# help to stop a giant rabbit chewing door frames



## Bellini (Mar 30, 2009)

As above.

My colleague at work has an indoor giant rabbit that she leaves shut in her kitchen (baby gate up) during the day. The rabbit is chewing through her door frame so she's trying to think of ways to stop her.

She's tried specialist sprays that are meant to be foul tasting and tobasco sauce but the little minx keeps chewing!

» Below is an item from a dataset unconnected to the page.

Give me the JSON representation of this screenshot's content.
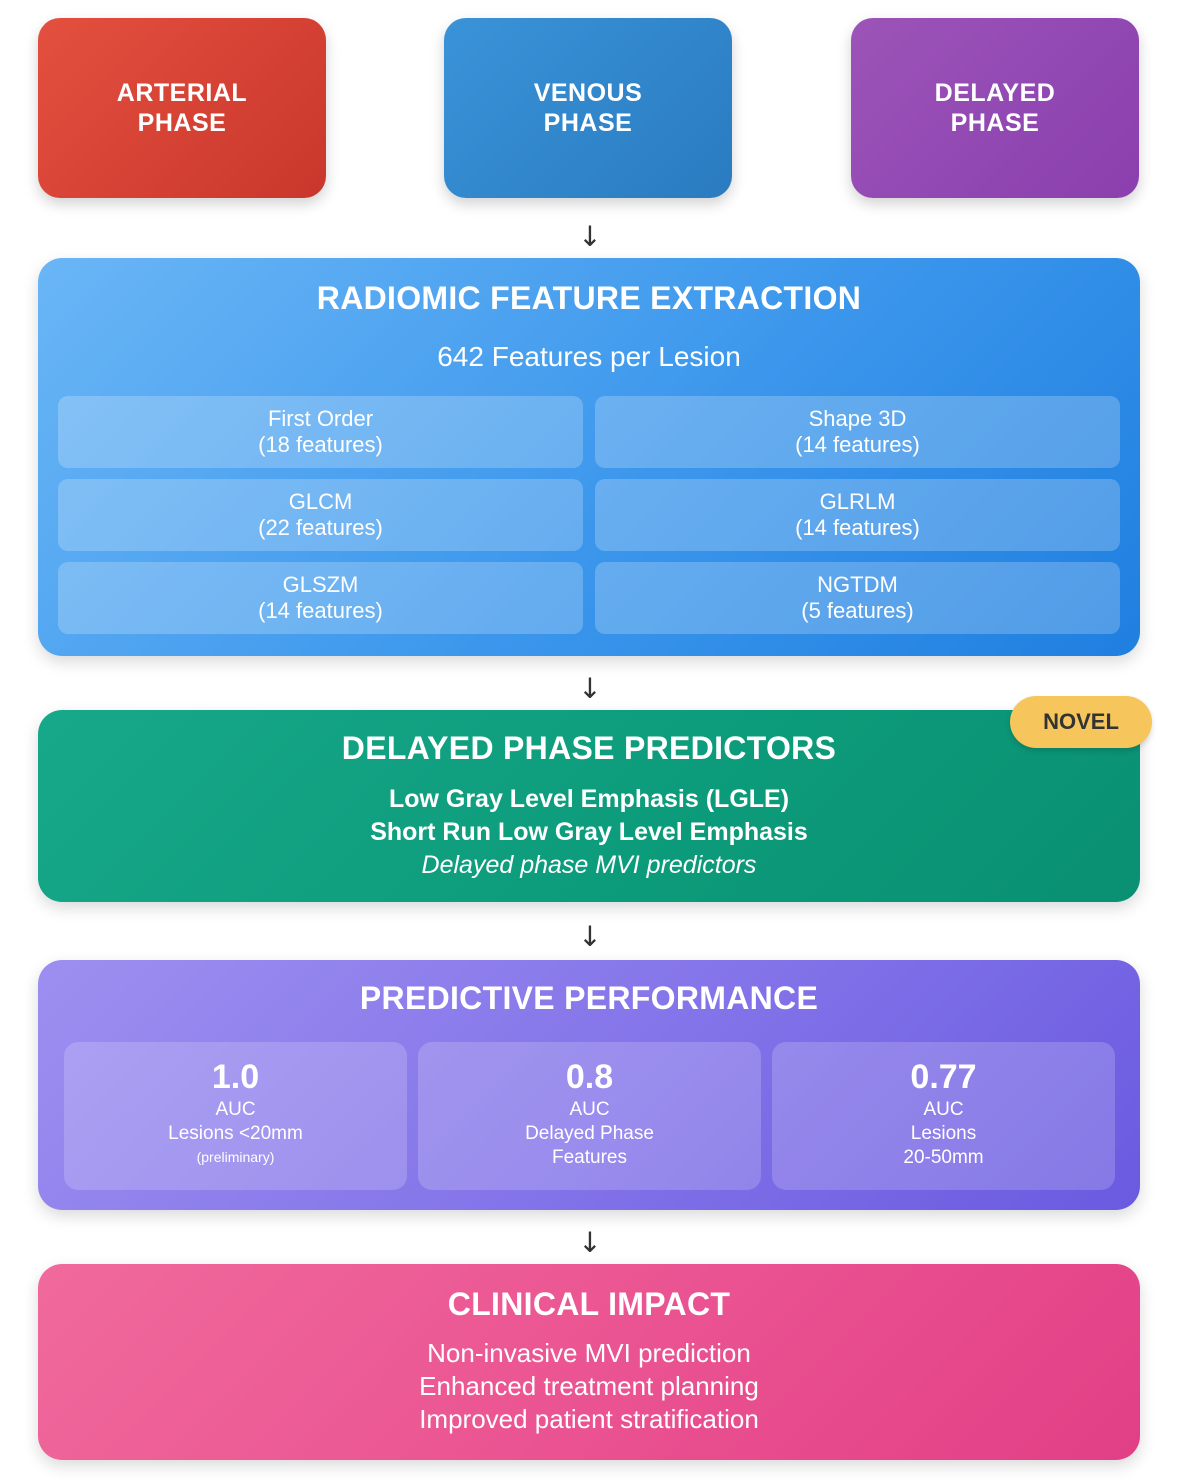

Does anyone have any ideas of what else she can use as she doesn't want to leave her caged up all day (she has a large dog cage that she sleeps in but my colleague feels it's cruel to leave her in that all day long - even though it's perfectly big enough and been vet-checked).

Thanks


----------



## dobermummy (Apr 4, 2009)

has your friend got lots of interesting things for her rabbit to do in the kitchen? maybe try getting some new things that are just for when your friend is out like a treat ball or such like...

im sure some one who knows me will help soon


----------



## Kammie (Apr 4, 2009)

A metal door is the only thing to truely stop her. Anything wooden and in rabbit reach is free game. Has she got lots of wooden toys to play with and lots of hay to eat through the day? That may be the only way to stop her is keeping her busy chewing tastier things. Otherwise a spray bottle and literally everytime she chews the door frame spray her till she learns its naughty.


----------



## Lollie1515 (Feb 9, 2010)

2 of mine do this in there hutch, they have more toys and thing to keep them occupied than a nursey! ive just let them get on with it. x


----------



## Lola77 (Aug 4, 2010)

it will chew whatever you do, can not try boxing this area off so it cant get to it?


----------



## Bellini (Mar 30, 2009)

Thanks everyone. She is a v spoilt bunny and has new treats and playthings every week but this is still her favourite pastime! I'll pass on all your good ideas and see how she gets on.


----------



## Gil3987 (Aug 1, 2008)

can we please see a pic of this giant bunny in question??

Gill xXx


----------